Lees

Zijn zoals Zora

‘Mam, ik wil eigenlijk toch die andere broek aan, je weet wel, die nieuwe, die jij voor me hebt gekocht. Want die lijkt meer op de broek die Zora aan heeft.’
Quins verlangen om net als Zora te zijn is na zestien maanden nog altijd onverminderd groot. Ik had gedacht dat dat wel iets minder zou worden, maar dat blijkt toch niet.
‘Alleen heb ik geen krulletjes…’

Ik ben me er sinds de geboorte van Zora heel erg bewust van dat Quin kan zien dat we anders met Zora omgaan dan met hem. En dan bedoel ik niet dat we Zora voortrekken of meer aandacht geven, maar de manier waarop we tegen baby Zora praten ís gewoon heel anders dan tegen een puberende jongen van bijna 8 die steeds meer zijn grenzen op zoekt. Ik kan me nog herinneren dat ik soms expres heel streng tegen Zora deed als zij nietsvermoedend lag te kirren in haar wiegje. Ik zag Quin op zulke momenten letterlijk opveren van zijn stoel.
Nu Zora zo groot is dat ze op de bank kan klimmen en dat het liefst de hele dag als trampoline gebruikt, hoef ik niet meer te doen alsof. Ergo, ik vermaan haar vaker iets niet te doen dan dat ik Quin streng toespreek.
En toch is Quin nog niet helemaal tevreden met die rolverdeling. ‘Mag ik net als Zora doen, mama? Nee, mag ik Zora zíjn?’
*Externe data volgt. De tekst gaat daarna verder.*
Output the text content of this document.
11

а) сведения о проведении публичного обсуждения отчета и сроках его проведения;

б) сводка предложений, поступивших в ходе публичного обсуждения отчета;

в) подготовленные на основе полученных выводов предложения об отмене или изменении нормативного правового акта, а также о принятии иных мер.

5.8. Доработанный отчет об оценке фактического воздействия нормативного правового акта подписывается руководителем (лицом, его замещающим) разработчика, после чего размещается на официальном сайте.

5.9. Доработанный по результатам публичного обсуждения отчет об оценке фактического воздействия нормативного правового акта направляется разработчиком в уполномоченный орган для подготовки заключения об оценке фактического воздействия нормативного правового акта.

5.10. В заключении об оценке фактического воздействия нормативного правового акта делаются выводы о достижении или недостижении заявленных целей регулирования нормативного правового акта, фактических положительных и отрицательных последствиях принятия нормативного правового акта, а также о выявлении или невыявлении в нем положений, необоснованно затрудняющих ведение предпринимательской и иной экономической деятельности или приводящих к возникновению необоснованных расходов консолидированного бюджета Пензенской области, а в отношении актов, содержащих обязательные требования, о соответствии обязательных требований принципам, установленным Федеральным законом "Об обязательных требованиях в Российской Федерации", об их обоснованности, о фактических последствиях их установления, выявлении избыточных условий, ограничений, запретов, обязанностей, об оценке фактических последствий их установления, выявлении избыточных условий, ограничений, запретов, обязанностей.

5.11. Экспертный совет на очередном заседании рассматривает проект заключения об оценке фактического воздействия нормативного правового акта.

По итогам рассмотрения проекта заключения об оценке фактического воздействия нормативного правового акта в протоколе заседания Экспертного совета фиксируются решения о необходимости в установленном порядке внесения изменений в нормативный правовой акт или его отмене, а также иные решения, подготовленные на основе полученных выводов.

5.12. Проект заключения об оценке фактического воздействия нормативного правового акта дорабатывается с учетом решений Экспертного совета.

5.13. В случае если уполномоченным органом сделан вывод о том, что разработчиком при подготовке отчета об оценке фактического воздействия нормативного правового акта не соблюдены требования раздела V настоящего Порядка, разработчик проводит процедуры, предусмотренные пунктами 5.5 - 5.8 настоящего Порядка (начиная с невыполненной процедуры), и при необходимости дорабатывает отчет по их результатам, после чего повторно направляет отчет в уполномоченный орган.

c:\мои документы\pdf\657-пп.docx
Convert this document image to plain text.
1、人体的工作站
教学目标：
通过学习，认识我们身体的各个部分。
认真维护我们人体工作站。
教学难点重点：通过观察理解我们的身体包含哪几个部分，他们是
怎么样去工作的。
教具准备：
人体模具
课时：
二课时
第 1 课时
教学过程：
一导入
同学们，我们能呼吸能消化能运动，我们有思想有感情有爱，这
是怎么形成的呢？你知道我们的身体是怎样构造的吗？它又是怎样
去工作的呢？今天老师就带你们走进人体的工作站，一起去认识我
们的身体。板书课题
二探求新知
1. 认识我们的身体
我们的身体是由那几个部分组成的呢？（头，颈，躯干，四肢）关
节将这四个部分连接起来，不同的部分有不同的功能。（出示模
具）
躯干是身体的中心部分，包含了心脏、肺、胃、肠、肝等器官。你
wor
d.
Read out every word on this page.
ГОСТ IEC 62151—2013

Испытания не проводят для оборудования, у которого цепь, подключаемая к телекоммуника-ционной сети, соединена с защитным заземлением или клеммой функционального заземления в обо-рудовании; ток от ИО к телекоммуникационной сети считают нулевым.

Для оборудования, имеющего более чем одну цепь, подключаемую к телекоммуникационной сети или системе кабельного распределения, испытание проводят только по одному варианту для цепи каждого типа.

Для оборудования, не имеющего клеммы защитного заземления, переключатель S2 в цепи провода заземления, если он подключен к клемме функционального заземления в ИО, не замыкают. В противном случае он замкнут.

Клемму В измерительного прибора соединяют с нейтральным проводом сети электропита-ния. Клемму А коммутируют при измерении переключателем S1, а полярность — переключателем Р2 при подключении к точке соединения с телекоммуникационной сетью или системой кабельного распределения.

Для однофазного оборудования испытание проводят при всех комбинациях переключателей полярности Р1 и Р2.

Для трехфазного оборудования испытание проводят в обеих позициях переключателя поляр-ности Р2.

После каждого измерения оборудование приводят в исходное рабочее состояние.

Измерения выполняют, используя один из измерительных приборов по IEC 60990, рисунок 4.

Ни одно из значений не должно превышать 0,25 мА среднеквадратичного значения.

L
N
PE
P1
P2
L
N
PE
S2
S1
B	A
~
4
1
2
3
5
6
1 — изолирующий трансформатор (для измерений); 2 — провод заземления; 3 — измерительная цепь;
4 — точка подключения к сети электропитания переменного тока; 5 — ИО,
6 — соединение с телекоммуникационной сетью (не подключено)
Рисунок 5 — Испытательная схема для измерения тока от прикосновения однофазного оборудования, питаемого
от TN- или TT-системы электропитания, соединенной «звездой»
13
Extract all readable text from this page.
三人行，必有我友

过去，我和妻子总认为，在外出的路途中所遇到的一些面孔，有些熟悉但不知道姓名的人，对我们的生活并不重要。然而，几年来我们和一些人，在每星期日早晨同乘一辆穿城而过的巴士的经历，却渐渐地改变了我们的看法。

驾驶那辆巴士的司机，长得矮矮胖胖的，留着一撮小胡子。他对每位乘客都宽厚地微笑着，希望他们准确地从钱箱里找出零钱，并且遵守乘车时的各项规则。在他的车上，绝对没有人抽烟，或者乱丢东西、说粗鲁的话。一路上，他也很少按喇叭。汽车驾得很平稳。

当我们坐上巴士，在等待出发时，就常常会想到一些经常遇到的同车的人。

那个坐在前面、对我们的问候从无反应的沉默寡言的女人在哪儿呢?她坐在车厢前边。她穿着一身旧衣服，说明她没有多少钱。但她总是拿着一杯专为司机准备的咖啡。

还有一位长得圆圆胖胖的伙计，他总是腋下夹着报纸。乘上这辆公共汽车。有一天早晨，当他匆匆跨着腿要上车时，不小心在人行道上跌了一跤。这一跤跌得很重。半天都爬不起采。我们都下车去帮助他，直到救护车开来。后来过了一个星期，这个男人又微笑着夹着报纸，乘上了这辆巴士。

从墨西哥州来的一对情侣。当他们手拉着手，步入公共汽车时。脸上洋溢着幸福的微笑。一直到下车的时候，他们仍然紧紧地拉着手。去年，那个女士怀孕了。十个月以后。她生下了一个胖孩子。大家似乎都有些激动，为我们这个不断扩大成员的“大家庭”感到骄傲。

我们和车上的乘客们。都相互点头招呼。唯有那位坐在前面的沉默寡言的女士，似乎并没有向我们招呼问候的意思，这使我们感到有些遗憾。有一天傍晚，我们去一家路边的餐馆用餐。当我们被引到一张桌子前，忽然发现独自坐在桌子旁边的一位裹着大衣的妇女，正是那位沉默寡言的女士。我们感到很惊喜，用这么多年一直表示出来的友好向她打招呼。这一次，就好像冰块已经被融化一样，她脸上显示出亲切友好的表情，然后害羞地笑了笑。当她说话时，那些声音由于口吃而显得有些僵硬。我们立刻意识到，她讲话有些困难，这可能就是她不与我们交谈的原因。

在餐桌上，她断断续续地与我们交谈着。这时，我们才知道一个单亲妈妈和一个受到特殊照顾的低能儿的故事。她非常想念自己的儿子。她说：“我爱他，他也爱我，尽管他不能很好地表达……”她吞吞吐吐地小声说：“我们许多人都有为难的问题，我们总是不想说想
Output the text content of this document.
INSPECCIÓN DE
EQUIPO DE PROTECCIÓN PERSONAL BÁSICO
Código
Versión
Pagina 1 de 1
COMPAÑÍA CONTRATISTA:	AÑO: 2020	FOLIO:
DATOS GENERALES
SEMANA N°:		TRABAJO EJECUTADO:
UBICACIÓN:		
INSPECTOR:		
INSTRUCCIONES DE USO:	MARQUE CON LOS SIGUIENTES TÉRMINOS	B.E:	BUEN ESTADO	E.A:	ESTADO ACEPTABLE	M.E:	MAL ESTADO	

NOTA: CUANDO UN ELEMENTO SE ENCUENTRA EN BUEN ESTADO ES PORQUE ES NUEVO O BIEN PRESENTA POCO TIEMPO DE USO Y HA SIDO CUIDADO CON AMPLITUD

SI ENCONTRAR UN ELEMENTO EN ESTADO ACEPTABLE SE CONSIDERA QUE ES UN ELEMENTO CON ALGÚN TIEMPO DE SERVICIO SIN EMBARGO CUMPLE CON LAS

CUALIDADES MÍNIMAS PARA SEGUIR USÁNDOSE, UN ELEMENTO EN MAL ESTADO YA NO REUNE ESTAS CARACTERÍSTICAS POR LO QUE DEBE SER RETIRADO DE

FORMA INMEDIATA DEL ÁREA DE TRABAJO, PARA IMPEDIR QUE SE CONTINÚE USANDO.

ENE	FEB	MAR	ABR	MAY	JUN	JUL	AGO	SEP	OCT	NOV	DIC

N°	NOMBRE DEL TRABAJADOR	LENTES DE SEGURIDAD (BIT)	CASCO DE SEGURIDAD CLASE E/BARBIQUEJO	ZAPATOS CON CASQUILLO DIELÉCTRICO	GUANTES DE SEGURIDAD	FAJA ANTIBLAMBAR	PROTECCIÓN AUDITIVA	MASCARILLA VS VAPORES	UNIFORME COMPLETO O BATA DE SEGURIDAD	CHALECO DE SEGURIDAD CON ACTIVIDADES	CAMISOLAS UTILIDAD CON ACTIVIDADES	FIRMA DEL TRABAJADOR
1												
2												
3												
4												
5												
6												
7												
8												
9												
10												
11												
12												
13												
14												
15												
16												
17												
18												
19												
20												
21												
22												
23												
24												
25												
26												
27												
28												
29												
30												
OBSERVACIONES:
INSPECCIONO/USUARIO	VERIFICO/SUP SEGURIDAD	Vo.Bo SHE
Ik probeer weleens te achterhalen waarom hij dat zo graag wilt: zijn zoals Zora. Of hij vindt dat hij te weinig aandacht krijgt. Of dat hij denkt dat we Zora liever vinden dan hem. Zelfs met heel invullende en suggestieve vragen, krijg ik er niet veel meer uit dan ‘ik weet het niet,’ of ‘gewoon.’
Dus leg ik ongevraagd uit dat hij veel groter is dan zijn zusje en dat hij weer veel meer wél mag wat zijn zusje weer niet mag. Want als we hem ook als een peuter behandelen, mag hij niet meer buiten het hek, niet meer op de skelter, en moet hij weer een luier aan.
Mijn oratie heeft niet het gewenste effect: ‘Jáááá, ik wil een luier aan, mama! Mag dat?’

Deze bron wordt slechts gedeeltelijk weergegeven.